Et le couperet est tombé le vendredi 27 mars. Pour chaque mois de confinement, l’Insee imagine un recul de trois points du PIB annuel. «Cela me paraît un chiffre raisonnable», a réagi Bruno Le Maire, le lundi suivant. Bien sûr, les conjoncturistes assortissent cette «prévision» de nombreuses précautions. L’état de l’économie dépend en effet du «scénario de sortie de la crise sanitaire» que personne ne connaît à ce stade. L’effet des mesures prises par le gouvernement, qui visent à limiter les effets du «choc brutal», est impossible à quantifier. Enfin, les spécialistes se gardent bien de parier sur «le comportement des agents économiques» à l’issue de la crise. Pour le dire de manière imagée, une fois sortis du confinement, les ménages vont-ils multiplier les achats, fêter la liberté revenue dans les cafés et restaurants, rattraper le temps perdu ? Ou vont-ils, au contraire, continuer à épargner, comme ils en ont l’habitude, en prévision de difficultés plus grandes encore ?

Pour l’heure, l’Insee publie quelques données précises qui permettent de se faire une idée de la situation. Ainsi, la perte d’activité instantanée est estimée à 35%, ce qui «semble cohérent avec les premières informations disponibles sur la situation des salariés, dont un tiers environ serait en activité sur leur lieu de travail, un tiers en télétravail et le dernier tiers en chômage partiel». Par ailleurs, le climat des affaires, mesuré à partir d’un ensemble de sondages auprès de décideurs économiques, perd 10 points en mars, la plus forte baisse depuis la création de cet indice, il y a 40 ans. La chute est encore plus marquée dans le secteur des services (-14 points) ou dans le commerce de détail (-13 points), alors que les «commerces non essentiels» ont fermé le 15 mars.

La situation est encore amenée à s’aggraver, avec la prolongation probable du confinement. Les experts, qui comparaient la situation, la semaine du 16 mars, à la crise financière de 2008, font désormais le parallèle avec la crise de 1929. Les indicateurs économiques alarmistes se suivent jour après jour, parallèlement aux tristes décomptes sanitaires.
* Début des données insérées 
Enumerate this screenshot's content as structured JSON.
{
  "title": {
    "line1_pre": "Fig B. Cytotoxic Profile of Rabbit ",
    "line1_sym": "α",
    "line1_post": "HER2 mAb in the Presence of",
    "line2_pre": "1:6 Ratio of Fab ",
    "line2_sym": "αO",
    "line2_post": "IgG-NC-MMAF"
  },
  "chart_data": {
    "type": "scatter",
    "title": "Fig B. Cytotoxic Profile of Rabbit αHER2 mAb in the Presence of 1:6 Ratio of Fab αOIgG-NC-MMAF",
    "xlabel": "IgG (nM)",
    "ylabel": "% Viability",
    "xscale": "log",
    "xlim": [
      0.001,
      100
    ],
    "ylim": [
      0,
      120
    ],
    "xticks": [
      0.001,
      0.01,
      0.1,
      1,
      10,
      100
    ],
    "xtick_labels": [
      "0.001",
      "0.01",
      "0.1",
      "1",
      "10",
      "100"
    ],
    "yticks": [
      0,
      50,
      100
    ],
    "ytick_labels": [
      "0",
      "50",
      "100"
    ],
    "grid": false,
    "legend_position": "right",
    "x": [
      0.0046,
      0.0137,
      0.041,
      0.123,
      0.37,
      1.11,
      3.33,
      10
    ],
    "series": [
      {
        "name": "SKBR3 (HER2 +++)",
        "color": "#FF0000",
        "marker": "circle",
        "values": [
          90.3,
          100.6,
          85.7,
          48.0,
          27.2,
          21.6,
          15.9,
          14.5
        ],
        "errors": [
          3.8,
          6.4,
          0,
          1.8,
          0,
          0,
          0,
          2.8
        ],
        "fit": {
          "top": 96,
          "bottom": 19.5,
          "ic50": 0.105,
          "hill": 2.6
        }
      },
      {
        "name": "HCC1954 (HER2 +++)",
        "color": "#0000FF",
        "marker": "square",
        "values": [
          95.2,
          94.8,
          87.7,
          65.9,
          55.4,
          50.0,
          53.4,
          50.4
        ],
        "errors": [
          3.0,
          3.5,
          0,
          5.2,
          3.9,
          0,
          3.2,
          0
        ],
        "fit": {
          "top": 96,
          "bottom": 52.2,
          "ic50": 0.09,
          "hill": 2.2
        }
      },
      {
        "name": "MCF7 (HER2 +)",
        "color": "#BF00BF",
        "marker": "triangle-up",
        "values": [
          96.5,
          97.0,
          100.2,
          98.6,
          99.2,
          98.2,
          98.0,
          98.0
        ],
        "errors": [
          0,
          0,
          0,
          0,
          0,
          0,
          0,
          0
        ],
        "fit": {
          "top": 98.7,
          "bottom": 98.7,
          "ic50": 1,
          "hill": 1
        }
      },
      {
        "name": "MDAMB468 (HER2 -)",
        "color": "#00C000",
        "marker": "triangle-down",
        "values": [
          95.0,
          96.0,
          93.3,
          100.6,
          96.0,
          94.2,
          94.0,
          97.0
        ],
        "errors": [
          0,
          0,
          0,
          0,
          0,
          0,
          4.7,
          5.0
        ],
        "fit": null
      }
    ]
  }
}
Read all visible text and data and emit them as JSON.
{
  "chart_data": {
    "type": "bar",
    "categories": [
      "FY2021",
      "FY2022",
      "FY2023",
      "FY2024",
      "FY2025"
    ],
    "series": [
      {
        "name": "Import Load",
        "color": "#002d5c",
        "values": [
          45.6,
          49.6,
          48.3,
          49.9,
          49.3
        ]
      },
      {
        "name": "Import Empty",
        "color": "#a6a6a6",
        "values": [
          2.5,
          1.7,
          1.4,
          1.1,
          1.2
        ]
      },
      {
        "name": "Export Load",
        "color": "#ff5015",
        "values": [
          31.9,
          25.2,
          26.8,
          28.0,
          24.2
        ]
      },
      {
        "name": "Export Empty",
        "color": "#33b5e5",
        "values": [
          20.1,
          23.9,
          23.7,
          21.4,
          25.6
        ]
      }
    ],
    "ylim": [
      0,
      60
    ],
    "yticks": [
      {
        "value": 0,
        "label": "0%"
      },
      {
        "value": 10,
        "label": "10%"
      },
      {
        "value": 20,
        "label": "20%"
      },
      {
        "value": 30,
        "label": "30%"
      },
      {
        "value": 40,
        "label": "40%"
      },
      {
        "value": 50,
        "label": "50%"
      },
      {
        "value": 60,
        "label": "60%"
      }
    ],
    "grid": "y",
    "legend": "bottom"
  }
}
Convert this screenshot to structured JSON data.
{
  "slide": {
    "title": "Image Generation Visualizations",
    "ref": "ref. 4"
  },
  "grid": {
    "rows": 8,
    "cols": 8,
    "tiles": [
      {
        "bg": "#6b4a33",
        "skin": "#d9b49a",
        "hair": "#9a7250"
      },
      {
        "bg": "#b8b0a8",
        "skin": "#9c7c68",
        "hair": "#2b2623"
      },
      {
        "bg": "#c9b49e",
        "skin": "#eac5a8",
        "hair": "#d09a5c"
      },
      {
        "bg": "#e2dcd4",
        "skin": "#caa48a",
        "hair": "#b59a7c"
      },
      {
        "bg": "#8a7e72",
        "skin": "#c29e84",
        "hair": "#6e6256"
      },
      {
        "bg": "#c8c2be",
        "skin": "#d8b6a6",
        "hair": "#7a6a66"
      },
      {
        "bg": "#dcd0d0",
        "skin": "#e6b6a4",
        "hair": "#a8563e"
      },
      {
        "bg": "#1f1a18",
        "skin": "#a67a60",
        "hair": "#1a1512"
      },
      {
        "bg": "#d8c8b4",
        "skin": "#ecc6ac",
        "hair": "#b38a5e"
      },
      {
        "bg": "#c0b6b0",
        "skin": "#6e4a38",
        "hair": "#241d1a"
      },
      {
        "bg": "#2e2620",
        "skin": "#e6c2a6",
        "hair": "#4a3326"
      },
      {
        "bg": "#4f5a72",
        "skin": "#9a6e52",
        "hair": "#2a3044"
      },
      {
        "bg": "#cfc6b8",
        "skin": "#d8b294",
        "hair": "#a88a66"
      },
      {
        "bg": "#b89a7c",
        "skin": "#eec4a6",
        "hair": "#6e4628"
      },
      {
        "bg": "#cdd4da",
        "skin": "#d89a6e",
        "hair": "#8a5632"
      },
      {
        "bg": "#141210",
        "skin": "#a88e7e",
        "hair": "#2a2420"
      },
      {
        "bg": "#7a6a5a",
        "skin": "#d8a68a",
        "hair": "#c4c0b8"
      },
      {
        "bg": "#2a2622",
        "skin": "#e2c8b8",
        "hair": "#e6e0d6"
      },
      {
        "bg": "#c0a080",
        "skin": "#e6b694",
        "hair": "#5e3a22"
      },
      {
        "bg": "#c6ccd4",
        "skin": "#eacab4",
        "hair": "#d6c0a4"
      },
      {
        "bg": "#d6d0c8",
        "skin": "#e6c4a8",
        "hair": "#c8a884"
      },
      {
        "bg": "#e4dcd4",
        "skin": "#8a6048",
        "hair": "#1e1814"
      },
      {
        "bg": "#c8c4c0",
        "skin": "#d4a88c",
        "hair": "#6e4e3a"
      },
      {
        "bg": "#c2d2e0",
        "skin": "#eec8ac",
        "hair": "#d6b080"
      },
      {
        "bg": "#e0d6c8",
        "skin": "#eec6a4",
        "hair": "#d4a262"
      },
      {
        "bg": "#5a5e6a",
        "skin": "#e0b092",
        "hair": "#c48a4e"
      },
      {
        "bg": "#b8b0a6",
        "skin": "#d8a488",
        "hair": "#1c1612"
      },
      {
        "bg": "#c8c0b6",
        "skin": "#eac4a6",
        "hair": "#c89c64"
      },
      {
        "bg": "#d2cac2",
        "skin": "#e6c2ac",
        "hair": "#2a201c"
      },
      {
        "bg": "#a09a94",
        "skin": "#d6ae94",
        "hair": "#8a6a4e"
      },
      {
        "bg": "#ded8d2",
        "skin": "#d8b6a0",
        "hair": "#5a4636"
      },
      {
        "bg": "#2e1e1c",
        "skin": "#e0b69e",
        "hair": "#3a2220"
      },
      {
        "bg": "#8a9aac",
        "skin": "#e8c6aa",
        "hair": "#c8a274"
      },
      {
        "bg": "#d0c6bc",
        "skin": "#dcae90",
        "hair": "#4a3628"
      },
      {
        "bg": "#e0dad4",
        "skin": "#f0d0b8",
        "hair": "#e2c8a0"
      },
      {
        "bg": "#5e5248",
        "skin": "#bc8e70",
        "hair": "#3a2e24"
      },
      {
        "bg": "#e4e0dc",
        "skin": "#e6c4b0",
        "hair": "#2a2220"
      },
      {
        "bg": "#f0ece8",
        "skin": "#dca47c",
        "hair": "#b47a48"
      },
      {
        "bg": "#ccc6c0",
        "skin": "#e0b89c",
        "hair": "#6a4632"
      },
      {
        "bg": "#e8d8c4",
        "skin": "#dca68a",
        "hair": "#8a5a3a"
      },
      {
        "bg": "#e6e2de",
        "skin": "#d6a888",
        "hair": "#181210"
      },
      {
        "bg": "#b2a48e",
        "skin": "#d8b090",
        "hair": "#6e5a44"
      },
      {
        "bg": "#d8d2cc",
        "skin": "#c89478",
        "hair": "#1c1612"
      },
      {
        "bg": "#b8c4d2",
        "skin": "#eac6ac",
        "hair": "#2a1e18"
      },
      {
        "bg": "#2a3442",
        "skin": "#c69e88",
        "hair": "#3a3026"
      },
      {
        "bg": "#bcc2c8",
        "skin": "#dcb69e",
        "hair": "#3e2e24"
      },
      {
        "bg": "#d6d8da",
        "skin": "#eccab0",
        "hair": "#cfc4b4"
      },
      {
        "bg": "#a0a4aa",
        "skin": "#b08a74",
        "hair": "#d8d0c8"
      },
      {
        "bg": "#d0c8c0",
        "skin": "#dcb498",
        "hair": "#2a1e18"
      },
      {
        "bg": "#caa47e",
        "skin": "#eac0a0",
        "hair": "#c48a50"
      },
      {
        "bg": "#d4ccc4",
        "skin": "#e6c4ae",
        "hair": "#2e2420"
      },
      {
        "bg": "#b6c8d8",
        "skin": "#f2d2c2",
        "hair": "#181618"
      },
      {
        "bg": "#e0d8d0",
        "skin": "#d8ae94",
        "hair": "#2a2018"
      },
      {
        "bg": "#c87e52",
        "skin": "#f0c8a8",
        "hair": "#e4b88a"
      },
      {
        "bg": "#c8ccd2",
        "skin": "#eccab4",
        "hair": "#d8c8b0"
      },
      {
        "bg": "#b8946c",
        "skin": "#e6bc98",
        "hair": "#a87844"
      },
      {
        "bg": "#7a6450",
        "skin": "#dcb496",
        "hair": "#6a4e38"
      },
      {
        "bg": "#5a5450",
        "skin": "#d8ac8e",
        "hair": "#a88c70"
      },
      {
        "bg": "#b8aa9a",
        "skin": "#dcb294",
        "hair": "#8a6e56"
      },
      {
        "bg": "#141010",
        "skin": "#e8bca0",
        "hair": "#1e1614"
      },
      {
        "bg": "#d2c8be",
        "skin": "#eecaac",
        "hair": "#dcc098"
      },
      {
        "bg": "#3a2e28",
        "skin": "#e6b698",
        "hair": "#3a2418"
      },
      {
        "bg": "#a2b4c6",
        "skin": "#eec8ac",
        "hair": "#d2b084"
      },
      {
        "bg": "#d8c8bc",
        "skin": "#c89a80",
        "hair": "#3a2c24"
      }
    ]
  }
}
Dimanche 29 mars, la ministre du travail, Muriel Pénicaud, annonçait ainsi que « 220 000 entreprises avaient demandé le chômage partiel pour tout ou partie de leurs salariés, soit 65 000 de plus que la veille».

Dans cette ambiance totalement déprimante, certains décideurs tentent de tirer des leçons pour le monde d’après. A Grenoble, la municipalité a fait rouvrir les marchés, fermés, sauf exception locale, par une décision du gouvernement. Les étals sont très encadrés, le nombre de marchands limités, les clients également, et l’ensemble fait l’objet de contrôles réguliers. Le maire Éric Piolle (EELV), en ballotage favorable à l’issue du premier tour des éléctions, assume : «Nous voulons faire vivre les producteurs locaux, c’est bon pour notre santé et notre territoire», explique-t-il à la chaîne France Bleu.